1979/80 season: In July 1979, Bayern goalkeeper Sepp Maier was seriously injured in a car accident. He is immediately taken to a clinic. But it was only with the help of his former teammate and current manager Uli Hoeneß that the correct, life-sustaining diagnosis was made!

It was the night of July 14, 1979 when Sepp Maier only had seven kilometers to go to his home. But then the FC Bayern Munich keeper lost control of his 6.9 liter Mercedes on the rain-soaked road on the way back from a friendly match in Ulm. The rear turned and the car slid down the road on the film of water. aquaplaning Maier no longer had a chance to steer his car.

Sepp Maier’s life hung by a thread in the first few hours after the accident. The doctors initially only assumed a few broken ribs and bones – but when Uli Hoeneß was standing at the Bayern keeper’s hospital bed with a professor friend the next afternoon, they quickly realized that that couldn’t have been all. Without hesitation, they arranged for Sepp Maier to be transferred to another hospital.

And there it was discovered that a tear in the diaphragm had caused the liver to move into the lung. More than two liters of blood had already collected in the abdominal cavity. The goalkeeper’s situation was life-threatening. A major operation lasting several hours was scheduled that night. Only weeks later was Sepp Maier allowed to leave the hospital.

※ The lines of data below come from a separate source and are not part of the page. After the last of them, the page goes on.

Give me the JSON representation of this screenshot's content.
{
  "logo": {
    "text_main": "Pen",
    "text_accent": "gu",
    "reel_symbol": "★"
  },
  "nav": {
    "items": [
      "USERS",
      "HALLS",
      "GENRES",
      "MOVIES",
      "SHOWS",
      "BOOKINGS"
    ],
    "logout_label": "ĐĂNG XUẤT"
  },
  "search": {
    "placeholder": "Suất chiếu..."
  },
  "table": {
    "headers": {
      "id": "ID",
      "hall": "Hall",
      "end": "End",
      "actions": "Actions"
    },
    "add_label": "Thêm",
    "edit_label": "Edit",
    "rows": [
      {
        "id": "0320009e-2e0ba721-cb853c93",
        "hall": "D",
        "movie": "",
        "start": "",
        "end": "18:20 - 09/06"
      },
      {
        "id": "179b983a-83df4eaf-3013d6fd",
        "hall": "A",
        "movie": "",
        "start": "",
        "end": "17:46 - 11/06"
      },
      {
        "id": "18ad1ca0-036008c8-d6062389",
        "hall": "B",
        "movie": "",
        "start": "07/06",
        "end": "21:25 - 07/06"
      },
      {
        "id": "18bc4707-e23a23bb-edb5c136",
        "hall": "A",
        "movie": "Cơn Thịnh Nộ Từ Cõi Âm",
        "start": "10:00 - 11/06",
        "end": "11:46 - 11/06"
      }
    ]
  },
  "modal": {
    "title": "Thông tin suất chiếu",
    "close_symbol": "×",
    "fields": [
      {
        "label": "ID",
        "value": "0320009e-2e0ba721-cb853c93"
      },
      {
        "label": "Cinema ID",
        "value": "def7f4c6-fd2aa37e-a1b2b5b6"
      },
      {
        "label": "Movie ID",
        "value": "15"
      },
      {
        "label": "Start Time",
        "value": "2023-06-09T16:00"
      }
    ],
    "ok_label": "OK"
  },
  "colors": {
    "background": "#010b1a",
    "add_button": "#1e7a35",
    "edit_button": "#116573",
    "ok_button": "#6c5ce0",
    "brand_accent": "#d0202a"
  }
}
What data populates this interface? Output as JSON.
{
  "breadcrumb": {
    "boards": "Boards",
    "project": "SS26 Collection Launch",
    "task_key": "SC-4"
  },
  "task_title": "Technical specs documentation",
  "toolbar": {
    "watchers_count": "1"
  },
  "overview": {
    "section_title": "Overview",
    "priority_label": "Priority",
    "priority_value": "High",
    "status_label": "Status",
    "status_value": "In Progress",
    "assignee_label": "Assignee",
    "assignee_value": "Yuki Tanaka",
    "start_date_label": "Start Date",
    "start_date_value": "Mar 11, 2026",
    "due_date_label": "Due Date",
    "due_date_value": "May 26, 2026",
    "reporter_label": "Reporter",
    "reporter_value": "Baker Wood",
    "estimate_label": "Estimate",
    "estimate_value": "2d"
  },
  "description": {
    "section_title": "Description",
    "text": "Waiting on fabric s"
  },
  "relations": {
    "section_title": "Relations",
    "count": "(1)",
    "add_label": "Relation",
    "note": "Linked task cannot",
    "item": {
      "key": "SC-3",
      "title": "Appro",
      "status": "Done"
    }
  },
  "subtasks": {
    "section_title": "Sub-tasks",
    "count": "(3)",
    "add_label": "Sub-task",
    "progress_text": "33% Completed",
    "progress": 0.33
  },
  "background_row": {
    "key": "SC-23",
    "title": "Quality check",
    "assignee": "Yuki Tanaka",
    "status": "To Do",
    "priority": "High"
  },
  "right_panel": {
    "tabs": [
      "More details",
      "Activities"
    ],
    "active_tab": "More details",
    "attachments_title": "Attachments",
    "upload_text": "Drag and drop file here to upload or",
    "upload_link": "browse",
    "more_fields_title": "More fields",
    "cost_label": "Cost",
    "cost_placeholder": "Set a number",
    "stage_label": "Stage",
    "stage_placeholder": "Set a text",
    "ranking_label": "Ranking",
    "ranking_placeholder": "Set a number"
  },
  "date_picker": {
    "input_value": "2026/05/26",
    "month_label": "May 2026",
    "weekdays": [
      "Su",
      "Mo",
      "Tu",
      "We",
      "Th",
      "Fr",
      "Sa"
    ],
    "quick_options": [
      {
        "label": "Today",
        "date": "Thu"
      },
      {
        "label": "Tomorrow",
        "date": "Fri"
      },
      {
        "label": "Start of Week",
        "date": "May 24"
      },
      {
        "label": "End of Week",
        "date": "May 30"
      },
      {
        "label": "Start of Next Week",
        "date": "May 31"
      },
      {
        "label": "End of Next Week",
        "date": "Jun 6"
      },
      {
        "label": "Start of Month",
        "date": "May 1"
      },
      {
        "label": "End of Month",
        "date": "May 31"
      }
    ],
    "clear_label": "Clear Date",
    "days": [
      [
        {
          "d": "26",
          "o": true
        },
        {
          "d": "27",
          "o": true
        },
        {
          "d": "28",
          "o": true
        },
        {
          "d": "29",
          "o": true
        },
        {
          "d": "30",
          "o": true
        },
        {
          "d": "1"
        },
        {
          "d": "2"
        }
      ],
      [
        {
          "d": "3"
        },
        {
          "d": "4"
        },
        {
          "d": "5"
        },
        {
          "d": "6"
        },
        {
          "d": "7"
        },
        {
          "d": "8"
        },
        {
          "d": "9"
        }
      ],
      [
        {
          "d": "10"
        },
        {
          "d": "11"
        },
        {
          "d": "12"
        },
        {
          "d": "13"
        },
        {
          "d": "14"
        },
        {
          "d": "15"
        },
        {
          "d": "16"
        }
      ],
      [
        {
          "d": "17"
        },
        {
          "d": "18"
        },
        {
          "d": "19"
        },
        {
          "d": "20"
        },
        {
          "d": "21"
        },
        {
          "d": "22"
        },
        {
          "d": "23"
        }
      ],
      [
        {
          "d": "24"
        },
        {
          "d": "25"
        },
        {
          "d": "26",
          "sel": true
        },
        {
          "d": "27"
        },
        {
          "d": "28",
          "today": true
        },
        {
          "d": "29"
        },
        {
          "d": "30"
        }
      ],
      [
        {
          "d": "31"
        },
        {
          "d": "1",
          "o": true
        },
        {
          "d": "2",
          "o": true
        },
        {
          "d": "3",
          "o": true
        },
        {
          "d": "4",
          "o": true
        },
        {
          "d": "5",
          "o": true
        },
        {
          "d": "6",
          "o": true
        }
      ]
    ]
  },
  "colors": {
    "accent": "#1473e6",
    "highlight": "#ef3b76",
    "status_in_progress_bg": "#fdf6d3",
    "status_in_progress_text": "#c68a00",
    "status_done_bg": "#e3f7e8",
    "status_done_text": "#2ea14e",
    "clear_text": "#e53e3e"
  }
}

He is still grateful to Uli Hoeneß for coming and for his quick, uncompromising help – which in all likelihood saved his life.

However, all attempts to return to the Bundesliga failed. And so the Bundesliga bid farewell to one of its big stars at the end of the season. Now, however, unfortunately quite differently than he had always wished for. Sepp Maier actually wanted to resign like this: “I only stop when Franz and Gerd can no longer push me onto the seat in a wheelchair.” But then his serious accident intervened – and nothing was like it used to be.

And Franz and Gerd haven’t played for Bayern for a long time either. When saying goodbye, the great goalkeeper and wonderful entertainer Sepp Maier spoke moving words: “Football, that was my world, my big world! Finally, when I was just sitting in the stands when the floodlights went on, I first felt what football really means to me. Every time I played it gave me goosebumps. Before, when I was really involved in the game, I never realized what an atmosphere it was!” Now it was over, after 473 games, Sepp Maier said goodbye to the Bundesliga. And he knew the timing was right. Because the crazy goalkeeper also thought about his sporting future when he said goodbye: “I want to continue playing tennis after football without any problems!”

At the end of his unique career, Sepp Maier accepted the trophy for the German championship with FC Bayern after an exciting and hard-fought season. After matchday 32, the reigning German champions, Hamburger SV, and FC Bayern Munich were tied at the top. Both had a goal difference of plus 48. HSV only led the table because they scored two goals more than Bayern. But then the Hamburgers lost surprisingly, but quite quietly and above all defenselessly on the penultimate match day at promoted Bayer Leverkusen 1:2. The Munich team, on the other hand, won their game against third-placed VfB Stuttgart convincingly 3-1 and became German champions for the sixth time – Bayern have won five titles since the Bundesliga was founded.

After Bayern’s masterpiece on Matchday 33 in Stuttgart, Kalle Rummenigge demanded loudly in the dressing room: “Where’s the champagne? Like Niki Lauda’s!” The mood was exuberant. Again Karl-Heinz Rummenigge, exuberant with the feelings of winning the title: “We have always been for the Pál system!” However, the FC Bayern goalscorer did not mean the new television set in the club bus, but the game system of his coach Pál Csernai.

The Hungarian trainer of the new German champions was praised by many experts because, in addition to establishing his area coverage system, he had also managed to end the clique economy within the team and to form a homogeneous team from eleven small stars. Lästermaul Max Merkel, who himself would have liked to sit on the trainer’s bench in the Olympic Stadium, still complained: “There’s a coach at FC Bayern who lets the left (Oblak) play on the right and the right (Dürnberger) on the left. That’s real Hungarian cucumber-salami-paprika mixed salad à la Csernai.”

But in the meantime the league had already gotten used to the fact that the successful football coach Max Merkel had become the columnist Merkel. And in “Playboy” he made a sweeping attack. No one in the football scene was safe from his perky snout. Merkel, on the other hand, was full of praise for the BVB fans: “The crowd intoxicates you so much in the Westfalenstadion, you can almost get an orgasm from the applause.”

And about the Bundesliga in general, he said: “She’s 17 and hits on seven million men every year. But she doesn’t have the right men herself. Maybe it’s because she looks pretty old despite her youth. The maid’s name is Bundesliga and performs in 18 houses in the republic, topless and bottom weaker than ever. She doesn’t bang as nicely as before, when the Germans were still European and world champions.”